この問題を解決する策として、VercelやNetlifyのようにプルリクエストからプレビュー環境を自動的に起動する仕組みを開発することにしました*3。
Next.jsを自動で起動する仕組み
次のように、複数の段階に分けて検証環境が構築・破棄される仕組みになっています。
- プルリクエストが作成されると、CIでコンテナイメージがビルドされる。
- 検証環境にアクセスがあると、イメージからコンテナが作成される。
- 5分程度アクセスがないコンテナは自動で停止される。
- 古いコンテナイメージは一定期間後に削除される。
検証環境サーバーのリソースを節約するため、コンテナはアクセスを受けたタイミングで起動する仕組みになっています。このアイデアはサーバーレスアーキテクチャから着想を得ています。初回アクセス時のコンテナの起動に要する時間が気がかりでしたが、同時に進めていたイメージサイズ削減の効果もあり、10秒程度で起動するようにできました。
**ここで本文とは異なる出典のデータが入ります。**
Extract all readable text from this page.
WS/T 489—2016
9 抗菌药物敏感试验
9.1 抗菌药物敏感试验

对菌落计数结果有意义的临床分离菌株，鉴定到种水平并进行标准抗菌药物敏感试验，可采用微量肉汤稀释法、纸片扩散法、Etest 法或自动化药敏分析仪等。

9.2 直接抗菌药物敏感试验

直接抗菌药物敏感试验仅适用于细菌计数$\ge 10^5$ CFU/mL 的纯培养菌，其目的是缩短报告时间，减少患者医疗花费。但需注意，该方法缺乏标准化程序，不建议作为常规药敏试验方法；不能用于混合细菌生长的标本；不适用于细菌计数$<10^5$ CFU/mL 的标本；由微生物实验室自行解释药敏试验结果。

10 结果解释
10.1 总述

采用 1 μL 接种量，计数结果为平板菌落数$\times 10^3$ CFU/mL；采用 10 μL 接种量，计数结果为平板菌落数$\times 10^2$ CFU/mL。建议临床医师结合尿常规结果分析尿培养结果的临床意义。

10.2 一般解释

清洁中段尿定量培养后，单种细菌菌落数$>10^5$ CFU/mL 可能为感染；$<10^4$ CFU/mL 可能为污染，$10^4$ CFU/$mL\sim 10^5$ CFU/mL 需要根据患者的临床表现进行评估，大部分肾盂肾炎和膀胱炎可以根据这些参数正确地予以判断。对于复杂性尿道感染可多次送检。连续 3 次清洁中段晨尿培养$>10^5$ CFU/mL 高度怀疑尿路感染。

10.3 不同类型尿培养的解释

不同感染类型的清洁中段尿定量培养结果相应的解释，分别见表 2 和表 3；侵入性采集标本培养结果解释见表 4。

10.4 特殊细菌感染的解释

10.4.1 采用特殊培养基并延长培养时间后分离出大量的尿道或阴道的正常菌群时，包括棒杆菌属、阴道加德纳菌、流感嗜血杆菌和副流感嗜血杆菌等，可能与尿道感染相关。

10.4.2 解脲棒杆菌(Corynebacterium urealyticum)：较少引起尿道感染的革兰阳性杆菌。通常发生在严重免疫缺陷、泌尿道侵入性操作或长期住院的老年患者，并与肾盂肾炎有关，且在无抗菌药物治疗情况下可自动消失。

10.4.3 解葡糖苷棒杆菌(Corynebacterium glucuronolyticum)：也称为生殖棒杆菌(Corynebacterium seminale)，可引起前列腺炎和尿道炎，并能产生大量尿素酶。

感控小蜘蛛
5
また、コンテナの起動と停止やリクエストのルーティングは既存のソフトウェアの組み合わせで実現するのが困難だったため、専用のアプリケーションを開発して実現しました。TypeScript + Node.jsで実装しています。
PR作成からリンク表示までの流れ
検証環境へのアクセスの流れ
おわりに
プレビュー環境の自動構築により、多くの開発者のコードレビュー依頼における負担を軽減することができました。フロントエンド開発における開発者体験向上の事例として参考になれば幸いです!